All in all, still a fine crossword.
Ian Livengood’s Chronicle of Higher Education crossword, “Que Pasa?” — pannonika’s write-up
A little gem of a puzzle. The aural equivalent of the letter ‘K’ – \ˈkā\ – is inserted into phrases to make new ones. The spiffy twist is that the K-equivalents, all spelled differently, are components of actual words, and the inferred original phrases are with one exception homophonic approximations.
- 18a. [Halloween, to a dentist?] DECAY DAY (D-Day).
- 20a. [11 p.m. business report for Japanese stock watchers?] NIKKEI AT NITE (Nick at Nite).
- 37a. [No longer being able to “pinch an inch,” among others?] SPECIAL K EFFECTS (special effects).
- 55a. [Carrier pigeons bringing flowers?] BOUQUET BIRDS (boo birds).
- 58a. [Dispenser of Hungarian wine] TOKAY TAP (toe-tap).

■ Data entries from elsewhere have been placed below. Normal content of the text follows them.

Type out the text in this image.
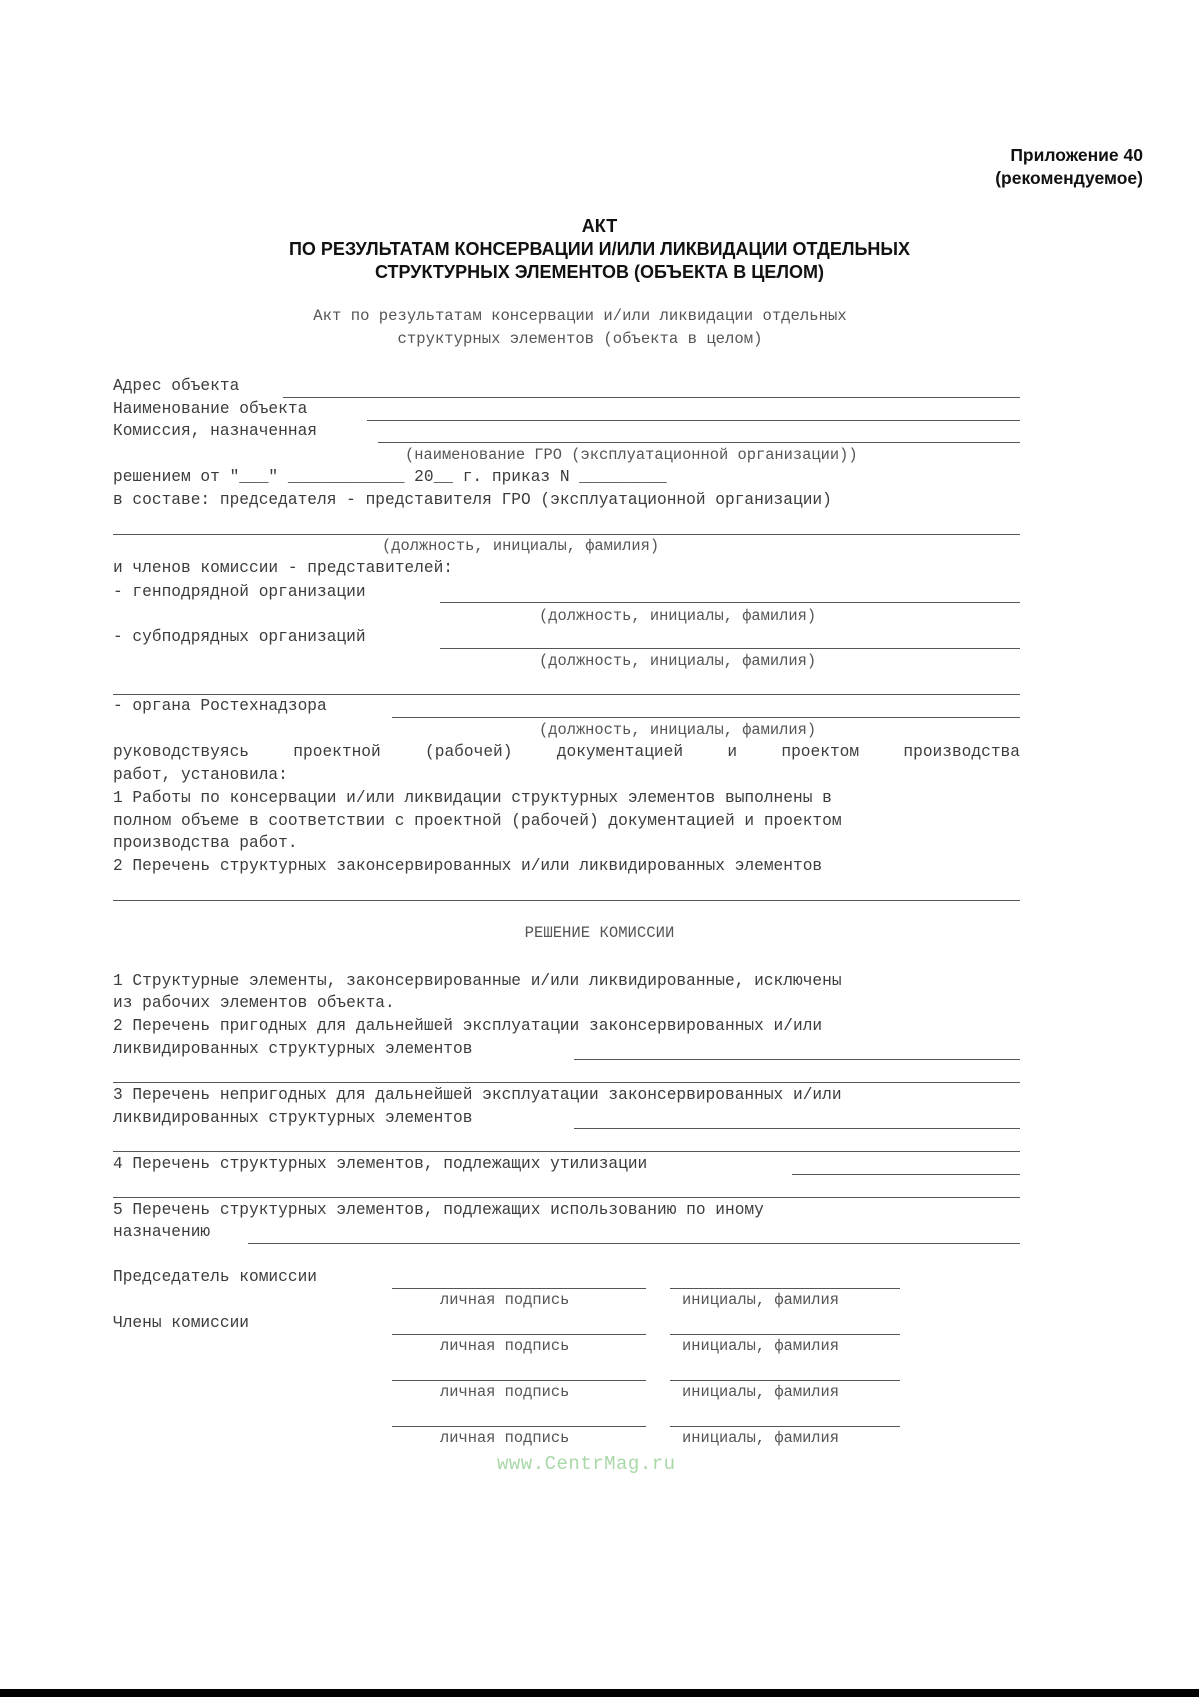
Приложение 40
(рекомендуемое)
АКТ
ПО РЕЗУЛЬТАТАМ КОНСЕРВАЦИИ И/ИЛИ ЛИКВИДАЦИИ ОТДЕЛЬНЫХ
СТРУКТУРНЫХ ЭЛЕМЕНТОВ (ОБЪЕКТА В ЦЕЛОМ)
Акт по результатам консервации и/или ликвидации отдельных
структурных элементов (объекта в целом)
Адрес объекта
Наименование объекта
Комиссия, назначенная
(наименование ГРО (эксплуатационной организации))
решением от "___" ____________ 20__ г. приказ N _________
в составе: председателя - представителя ГРО (эксплуатационной организации)
(должность, инициалы, фамилия)
и членов комиссии - представителей:
- генподрядной организации
(должность, инициалы, фамилия)
- субподрядных организаций
(должность, инициалы, фамилия)
- органа Ростехнадзора
(должность, инициалы, фамилия)
руководствуясь	проектной	(рабочей)	документацией	и	проектом	производства
работ, установила:
1 Работы по консервации и/или ликвидации структурных элементов выполнены в
полном объеме в соответствии с проектной (рабочей) документацией и проектом
производства работ.
2 Перечень структурных законсервированных и/или ликвидированных элементов
РЕШЕНИЕ КОМИССИИ
1 Структурные элементы, законсервированные и/или ликвидированные, исключены
из рабочих элементов объекта.
2 Перечень пригодных для дальнейшей эксплуатации законсервированных и/или
ликвидированных структурных элементов
3 Перечень непригодных для дальнейшей эксплуатации законсервированных и/или
ликвидированных структурных элементов
4 Перечень структурных элементов, подлежащих утилизации
5 Перечень структурных элементов, подлежащих использованию по иному
назначению
Председатель комиссии
личная подпись	инициалы, фамилия
Члены комиссии
личная подпись	инициалы, фамилия
личная подпись	инициалы, фамилия
личная подпись	инициалы, фамилия
www.CentrMag.ru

Fairly novel theme, excellently executed. There’s a significant five-letter overlap in the two theme pairs while the fifth spans the width of the grid.

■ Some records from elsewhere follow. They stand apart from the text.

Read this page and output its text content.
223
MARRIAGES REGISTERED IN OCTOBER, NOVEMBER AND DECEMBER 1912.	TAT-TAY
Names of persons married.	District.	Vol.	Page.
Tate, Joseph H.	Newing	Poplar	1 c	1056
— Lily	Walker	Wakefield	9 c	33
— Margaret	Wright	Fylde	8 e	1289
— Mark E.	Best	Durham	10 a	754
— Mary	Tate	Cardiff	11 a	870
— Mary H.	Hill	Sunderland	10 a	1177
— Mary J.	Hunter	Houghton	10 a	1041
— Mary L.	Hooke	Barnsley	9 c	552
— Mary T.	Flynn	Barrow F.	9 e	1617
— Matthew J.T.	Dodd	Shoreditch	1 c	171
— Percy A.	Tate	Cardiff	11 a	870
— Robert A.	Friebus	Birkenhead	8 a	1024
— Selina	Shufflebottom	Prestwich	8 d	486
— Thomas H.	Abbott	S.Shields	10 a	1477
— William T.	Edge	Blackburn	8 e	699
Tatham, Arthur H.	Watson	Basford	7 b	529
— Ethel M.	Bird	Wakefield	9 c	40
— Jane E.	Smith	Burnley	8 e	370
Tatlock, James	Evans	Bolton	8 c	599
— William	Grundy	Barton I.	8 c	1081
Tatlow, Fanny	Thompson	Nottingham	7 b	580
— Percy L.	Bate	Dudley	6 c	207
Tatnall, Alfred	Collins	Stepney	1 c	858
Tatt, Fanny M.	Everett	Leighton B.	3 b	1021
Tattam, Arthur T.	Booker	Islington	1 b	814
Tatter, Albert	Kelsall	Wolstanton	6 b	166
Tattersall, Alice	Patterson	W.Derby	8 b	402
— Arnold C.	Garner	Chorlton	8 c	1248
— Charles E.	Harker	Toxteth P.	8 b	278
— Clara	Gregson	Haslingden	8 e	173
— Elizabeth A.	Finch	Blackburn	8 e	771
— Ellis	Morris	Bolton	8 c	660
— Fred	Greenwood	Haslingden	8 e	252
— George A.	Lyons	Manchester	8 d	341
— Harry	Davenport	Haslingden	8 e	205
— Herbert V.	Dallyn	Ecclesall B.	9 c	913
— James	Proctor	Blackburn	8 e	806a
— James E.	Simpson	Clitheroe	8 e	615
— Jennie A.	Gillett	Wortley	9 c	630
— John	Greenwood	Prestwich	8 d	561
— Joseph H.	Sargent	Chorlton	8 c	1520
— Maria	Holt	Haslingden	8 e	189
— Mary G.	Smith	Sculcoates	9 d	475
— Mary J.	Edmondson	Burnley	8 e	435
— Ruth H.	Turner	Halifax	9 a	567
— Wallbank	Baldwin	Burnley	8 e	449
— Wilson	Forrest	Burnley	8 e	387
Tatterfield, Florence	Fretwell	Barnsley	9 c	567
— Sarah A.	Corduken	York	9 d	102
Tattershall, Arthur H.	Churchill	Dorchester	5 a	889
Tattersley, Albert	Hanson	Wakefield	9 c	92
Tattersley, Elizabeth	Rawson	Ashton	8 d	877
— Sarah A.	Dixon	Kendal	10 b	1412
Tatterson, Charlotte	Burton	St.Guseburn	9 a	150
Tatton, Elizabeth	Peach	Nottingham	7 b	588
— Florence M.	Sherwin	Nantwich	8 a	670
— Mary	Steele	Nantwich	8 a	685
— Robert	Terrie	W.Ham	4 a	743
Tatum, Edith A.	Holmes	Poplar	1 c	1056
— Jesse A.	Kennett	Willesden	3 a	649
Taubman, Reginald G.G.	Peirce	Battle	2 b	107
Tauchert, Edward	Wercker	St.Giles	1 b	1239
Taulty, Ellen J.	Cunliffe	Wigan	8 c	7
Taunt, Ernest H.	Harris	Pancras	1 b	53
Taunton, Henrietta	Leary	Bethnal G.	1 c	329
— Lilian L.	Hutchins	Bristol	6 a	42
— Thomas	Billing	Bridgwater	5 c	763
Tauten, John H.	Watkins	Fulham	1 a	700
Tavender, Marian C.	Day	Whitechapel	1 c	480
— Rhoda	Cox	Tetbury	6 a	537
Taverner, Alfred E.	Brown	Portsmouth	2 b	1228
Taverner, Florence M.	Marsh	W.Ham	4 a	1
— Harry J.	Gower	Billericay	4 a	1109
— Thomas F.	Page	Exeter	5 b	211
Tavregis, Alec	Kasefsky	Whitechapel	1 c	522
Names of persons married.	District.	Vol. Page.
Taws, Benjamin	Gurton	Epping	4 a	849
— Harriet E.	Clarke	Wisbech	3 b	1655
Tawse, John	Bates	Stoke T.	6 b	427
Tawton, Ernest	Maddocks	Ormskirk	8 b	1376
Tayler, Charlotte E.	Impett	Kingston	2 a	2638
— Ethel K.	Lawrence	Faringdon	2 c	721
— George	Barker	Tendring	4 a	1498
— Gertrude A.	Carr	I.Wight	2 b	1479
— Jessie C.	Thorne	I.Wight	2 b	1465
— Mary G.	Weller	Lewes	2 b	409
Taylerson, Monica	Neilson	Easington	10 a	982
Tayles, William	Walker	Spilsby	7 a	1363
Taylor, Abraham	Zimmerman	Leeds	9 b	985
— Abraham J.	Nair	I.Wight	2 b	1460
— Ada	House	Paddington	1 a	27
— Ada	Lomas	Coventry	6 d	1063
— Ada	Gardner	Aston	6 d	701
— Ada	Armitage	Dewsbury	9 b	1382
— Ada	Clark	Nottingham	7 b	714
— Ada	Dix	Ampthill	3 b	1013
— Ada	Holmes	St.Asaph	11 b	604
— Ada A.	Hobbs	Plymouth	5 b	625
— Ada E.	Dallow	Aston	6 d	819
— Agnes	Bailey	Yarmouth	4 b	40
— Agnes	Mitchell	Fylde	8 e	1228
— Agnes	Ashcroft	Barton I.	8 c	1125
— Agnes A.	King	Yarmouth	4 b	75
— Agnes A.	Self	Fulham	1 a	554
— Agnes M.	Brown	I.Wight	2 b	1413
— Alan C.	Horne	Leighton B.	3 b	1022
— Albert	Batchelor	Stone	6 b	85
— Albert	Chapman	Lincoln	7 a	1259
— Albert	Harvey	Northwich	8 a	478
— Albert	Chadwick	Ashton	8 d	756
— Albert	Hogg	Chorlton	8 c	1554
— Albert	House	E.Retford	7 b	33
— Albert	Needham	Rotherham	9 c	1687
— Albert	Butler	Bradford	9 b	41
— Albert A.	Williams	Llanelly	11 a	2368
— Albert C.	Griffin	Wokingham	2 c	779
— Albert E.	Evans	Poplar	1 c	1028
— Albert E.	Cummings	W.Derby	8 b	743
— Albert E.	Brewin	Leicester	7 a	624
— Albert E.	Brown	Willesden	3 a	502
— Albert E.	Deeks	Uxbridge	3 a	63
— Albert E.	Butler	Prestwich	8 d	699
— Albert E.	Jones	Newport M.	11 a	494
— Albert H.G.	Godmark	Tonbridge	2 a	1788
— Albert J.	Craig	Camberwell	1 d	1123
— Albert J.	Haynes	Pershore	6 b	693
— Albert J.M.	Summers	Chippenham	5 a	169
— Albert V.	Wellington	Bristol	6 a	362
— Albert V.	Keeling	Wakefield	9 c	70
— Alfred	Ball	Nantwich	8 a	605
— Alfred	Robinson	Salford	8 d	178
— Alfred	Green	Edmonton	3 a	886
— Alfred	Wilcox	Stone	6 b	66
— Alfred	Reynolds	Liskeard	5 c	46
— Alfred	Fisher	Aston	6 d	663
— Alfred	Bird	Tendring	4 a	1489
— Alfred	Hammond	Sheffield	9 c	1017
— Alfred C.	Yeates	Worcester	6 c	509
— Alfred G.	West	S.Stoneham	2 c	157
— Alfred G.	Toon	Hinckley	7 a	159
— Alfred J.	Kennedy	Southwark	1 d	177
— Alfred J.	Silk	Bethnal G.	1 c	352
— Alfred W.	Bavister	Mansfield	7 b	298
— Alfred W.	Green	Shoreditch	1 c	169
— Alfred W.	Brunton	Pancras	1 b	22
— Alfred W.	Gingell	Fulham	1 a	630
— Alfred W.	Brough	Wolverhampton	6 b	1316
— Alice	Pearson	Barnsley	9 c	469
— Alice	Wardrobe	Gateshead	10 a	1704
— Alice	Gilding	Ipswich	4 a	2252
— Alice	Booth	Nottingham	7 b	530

Well-integrated grid without much flash among the ballast fill. Higher Education vibe with the clue for LAURIE eschewing actor Hugh and instead tapping Little Women (cross-referenced to AMY), Shakespearean TYBALT, author INGA Muscio, and of course LITERATI ([Set of books?]).
A five-karat puzzle, notwithstanding the cays at 17a.
Jeffrey Wechsler’s Los Angeles Times crossword – Gareth’s review
As an answer, LETSSEESOMEID is rather snazzy. As a revealer for a +ID theme, it’s a tad oblique but it works! None of the theme answers really grabbed me, though only CHIDEGUEVARA struck me as actually weak. The rest manage to change the meaning of their other component if only slightly, but here GUEVARA is still CHE. The answers are:
- [Cause of brittle cigars?], DRYHUMIDOR
- [Rebuke a revolutionary?], CHIDEGUEVARA
- [Tolerate a Midwest capital?], BIDELINCOLN
- [God of honeymoon truck rentals?], RYDERCUPID
The central 13 provides an architectural challenge, resulting in the need for double-stacked 9’s crossing two theme answers. PEKINGESEs are all too plentiful where I’m working and come with a host of genetic problems, I mean breed characteristics; BUMSARIDE is also nice. ROSEMARIE will provide nostalgia for the oldies among us, but required all the crossers for yours truly – ROSEMARY has far more clueing options! Lastly ILLBEAWAY strikes me as completely bogus as a phrase: as legit as ILLHAVETHEDUCK.
Other stuff I didn’t personally know:
- [Friar __ de Torquemada], TOMAS. He had a first name!
- [Tortilla dough], MASA
- [Virtual transaction], ESALE. I don’t believe this is a word.